Concernant la scénographie d’un film court, j’avais en tête un projet d’ordre architectural dont le but serait de concevoir entièrement un bâtiment à même la roche: le sculpter, le découper, tout en important un minimum de matériaux. Je trouvais quelques lieux susceptibles d’accueillir mes premières ébauches; mais aucune des formes dessinées jusque là ne semblaient assimilable à une telle idée. Je mis donc ce travail de côté…

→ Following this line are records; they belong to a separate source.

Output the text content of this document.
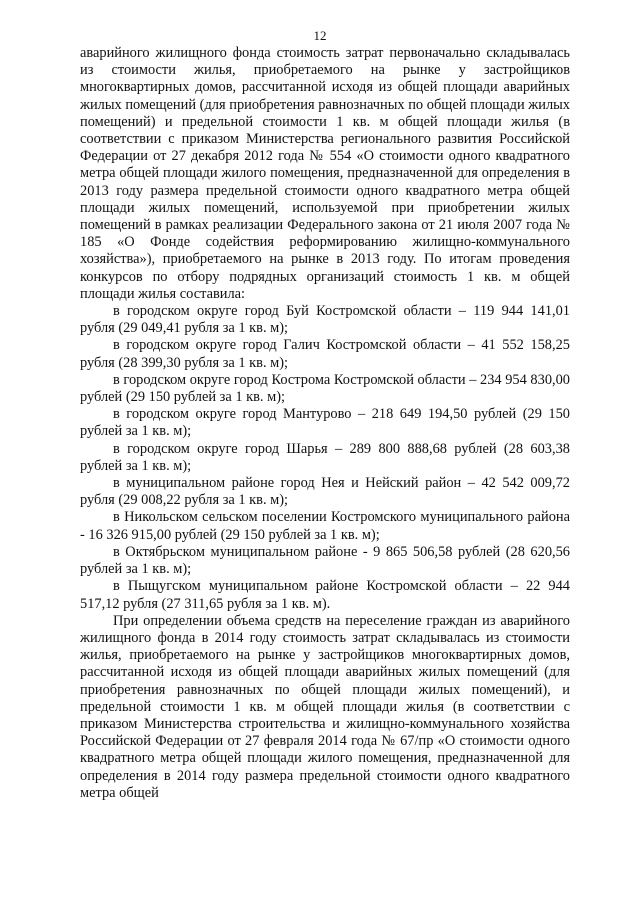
12

аварийного жилищного фонда стоимость затрат первоначально складывалась из стоимости жилья, приобретаемого на рынке у застройщиков многоквартирных домов, рассчитанной исходя из общей площади аварийных жилых помещений (для приобретения равнозначных по общей площади жилых помещений) и предельной стоимости 1 кв. м общей площади жилья (в соответствии с приказом Министерства регионального развития Российской Федерации от 27 декабря 2012 года № 554 «О стоимости одного квадратного метра общей площади жилого помещения, предназначенной для определения в 2013 году размера предельной стоимости одного квадратного метра общей площади жилых помещений, используемой при приобретении жилых помещений в рамках реализации Федерального закона от 21 июля 2007 года № 185 «О Фонде содействия реформированию жилищно-коммунального хозяйства»), приобретаемого на рынке в 2013 году. По итогам проведения конкурсов по отбору подрядных организаций стоимость 1 кв. м общей площади жилья составила:

в городском округе город Буй Костромской области – 119 944 141,01 рубля (29 049,41 рубля за 1 кв. м);

в городском округе город Галич Костромской области – 41 552 158,25 рубля (28 399,30 рубля за 1 кв. м);

в городском округе город Кострома Костромской области – 234 954 830,00 рублей (29 150 рублей за 1 кв. м);

в городском округе город Мантурово – 218 649 194,50 рублей (29 150 рублей за 1 кв. м);

в городском округе город Шарья – 289 800 888,68 рублей (28 603,38 рублей за 1 кв. м);

в муниципальном районе город Нея и Нейский район – 42 542 009,72 рубля (29 008,22 рубля за 1 кв. м);

в Никольском сельском поселении Костромского муниципального района - 16 326 915,00 рублей (29 150 рублей за 1 кв. м);

в Октябрьском муниципальном районе - 9 865 506,58 рублей (28 620,56 рублей за 1 кв. м);

в Пыщугском муниципальном районе Костромской области – 22 944 517,12 рубля (27 311,65 рубля за 1 кв. м).

При определении объема средств на переселение граждан из аварийного жилищного фонда в 2014 году стоимость затрат складывалась из стоимости жилья, приобретаемого на рынке у застройщиков многоквартирных домов, рассчитанной исходя из общей площади аварийных жилых помещений (для приобретения равнозначных по общей площади жилых помещений), и предельной стоимости 1 кв. м общей площади жилья (в соответствии с приказом Министерства строительства и жилищно-коммунального хозяйства Российской Федерации от 27 февраля 2014 года № 67/пр «О стоимости одного квадратного метра общей площади жилого помещения, предназначенной для определения в 2014 году размера предельной стоимости одного квадратного метра общей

J’étais en train de ranger mon bureau car il y avait un “bordel monstre” : je venais juste de finir un trou ou une découpe, je ne sais plus très bien… Ce dont je me souviens, c’est qu’un à un, je replaçais les objets dérangés. Je n’y voyais plus clair. Dehors il faisait beau, sans plus. C’est lorsque je casai ma rallonge électrique que le bâtiment se révéla. Le boîtier en plastique de l’enrouleur recevait alors une lumière froide et intense lui allouant provisoirement un statut inespéré. J’arrachai un instantané de ce fructueux changement d’échelle.
Propos recueillis par David Barbage, octobre 2007.